Происшествие привело к замешательству и неразберихе. Следовавшая за ними группа Крофта уже приблизилась со своей пушкой к обрыву.
— Чего вы там копаетесь? Что у вас происходит? — кричал сверху Крофт.
— У нас несчастье! — ответил ему Толио. — Подождите! — Ему и Гольдстейну удалось наконец повернуть застрявшую в камнях пушку. — У нас отскочило колесо! — продолжал он кричать наверх. — Теперь ее никак не сдвинуть отсюда.
— Уберите тогда ее с дороги! — крикнул Крофт, сопровождая приказ отборными ругательствами.
Ребята попытались, но не могли сдвинуть пушку с места.
— Нам нужна помощь! — крикнул Гольдстейн.
Крофт снова разразился ругательствами, но все же спустился вместе с Уилсоном вниз. Всем вместе им удалось наконец оттащить искалеченную пушку в сторону. Не говоря ни слова, Крофт возвратился к своей пушке, а Толио, Гольдстейн и Вайман взобрались на противоположный берег и заковыляли по тропе в бивак первого батальона. Солдаты, прибывшие туда раньше их, расположились на отдых прямо на земле. Толио и его друзья, не обращая внимания на жидкую грязь, распластались рядом с ними. В течение примерно десяти минут никто из них не проронил ни слова. То с одной стороны бивака, то с другой в джунглях разрывались снаряды, и тогда некоторые солдаты испуганно вздрагивали, но это был единственный признак того, что они еще живы. Мимо них непрерывно пробегали солдаты, звуки жаркого боя приближались, становились более различимыми. Из темноты то и дело доносились голоса. Вот кто-то крикнул: "Где вьючный обоз второй роты?" Ответ в общем шуме разобрать было невозможно. Лежавших на земле солдат ничто из этого, собственно, и не тревожило: ни шум, ни команды ими совершенно не воспринимались.

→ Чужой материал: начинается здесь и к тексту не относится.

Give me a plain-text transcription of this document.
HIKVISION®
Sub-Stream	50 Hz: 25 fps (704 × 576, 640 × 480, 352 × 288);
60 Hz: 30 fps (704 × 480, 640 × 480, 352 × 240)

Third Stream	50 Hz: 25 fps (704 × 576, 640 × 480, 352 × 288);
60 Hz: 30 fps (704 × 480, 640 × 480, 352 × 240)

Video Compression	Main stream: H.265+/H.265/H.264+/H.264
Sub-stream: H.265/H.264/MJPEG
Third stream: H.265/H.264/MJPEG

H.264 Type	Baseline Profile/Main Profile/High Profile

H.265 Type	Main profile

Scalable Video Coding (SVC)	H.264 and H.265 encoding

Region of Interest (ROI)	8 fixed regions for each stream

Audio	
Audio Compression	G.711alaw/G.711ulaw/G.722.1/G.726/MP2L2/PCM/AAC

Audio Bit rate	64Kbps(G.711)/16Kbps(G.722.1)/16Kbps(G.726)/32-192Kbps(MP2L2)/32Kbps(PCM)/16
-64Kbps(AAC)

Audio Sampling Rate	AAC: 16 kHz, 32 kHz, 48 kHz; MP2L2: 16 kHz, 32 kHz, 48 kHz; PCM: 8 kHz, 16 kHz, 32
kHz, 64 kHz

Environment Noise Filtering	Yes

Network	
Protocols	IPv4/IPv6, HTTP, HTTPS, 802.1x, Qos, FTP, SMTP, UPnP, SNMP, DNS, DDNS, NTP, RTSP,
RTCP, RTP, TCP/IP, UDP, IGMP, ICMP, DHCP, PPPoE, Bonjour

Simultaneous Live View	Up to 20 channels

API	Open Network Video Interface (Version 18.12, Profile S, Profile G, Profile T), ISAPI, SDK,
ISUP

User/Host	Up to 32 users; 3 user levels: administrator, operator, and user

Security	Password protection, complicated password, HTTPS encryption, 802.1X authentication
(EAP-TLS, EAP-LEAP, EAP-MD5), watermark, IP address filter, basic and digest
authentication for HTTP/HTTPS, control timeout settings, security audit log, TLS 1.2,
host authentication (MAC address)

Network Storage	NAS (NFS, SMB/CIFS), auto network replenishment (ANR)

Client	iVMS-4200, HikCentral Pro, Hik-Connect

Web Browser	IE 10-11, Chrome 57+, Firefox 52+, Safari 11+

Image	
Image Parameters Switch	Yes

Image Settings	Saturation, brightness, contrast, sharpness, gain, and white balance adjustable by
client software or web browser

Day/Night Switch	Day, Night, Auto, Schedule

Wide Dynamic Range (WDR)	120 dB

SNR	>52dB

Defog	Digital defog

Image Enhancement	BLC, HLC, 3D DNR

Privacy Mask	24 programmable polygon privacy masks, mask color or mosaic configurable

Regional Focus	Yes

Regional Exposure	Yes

Вскоре появились Крофт, Уилсон и Галлахер. Они доставили свою пушку благополучно. Крофт окликнул в темноте Толио.
— Ну что тебе? Я здесь, — ответил Толио, не поднимаясь с с земли.
Крофт подошел и сел рядом. Он дышал отрывисто, словно только что закончивший дистанцию бегун.
— Я пойду искать лейтенанта… доложу ему о вашей пушке. Как же это, черт возьми, произошло?
Оперевшись на локоть, Толио неохотно приподнял голову; он с досадой подумал, что надо давать какие-то объяснения.
— Не знаю, — медленно ответил он. — Я услышал, как Гольдстейн крикнул: "Берегись!", а потом пушку словно кто-то вырвал из рук, и она покатилась вниз.
— Говоришь, Гольдстейн крикнул? А где он? — спросил Крофт.
— Я здесь, сержант, — раздался в темноте голос Гольдстейна.
— Почему ты закричал "берегись"?
— Не знаю… Я неожиданно почувствовал, что не смогу больше держать ее… Ее как будто кто-то толкнул вниз.
— А кто был с вами третьим?
— Я, сержант, — послышался слабый голос Ваймана.
— Ты что, отпустил ее?
Вайман побоялся признаться.
— Нет, — ответил он тихо. — По-моему, сначала закричал Гольдстейн, а потом пушка начала катиться на меня, и я отскочил в сторону. — Вайман уже начинал и сам верить в правдивость своего объяснения, однако тут же почувствовал угрызения совести. — Виноват, наверное, все-таки был я, — поспешно добавил он, но таким усталым и неискренним голосом, что это дало Крофту основание заподозрить Ваймана в попытке защитить Гольдстейна.
— Да? — гневно бросил Крофт и, повернувшись к Гольдстейну, добавил: — Слушай, ты, Абрам…
— Меня зовут не Абрам, — обиделся Гольдстейн.
— Наплевать мне на то, как тебя зовут. В следующий раз, если ты выкинешь такую штуку, я отдам тебя под суд военного трибунала.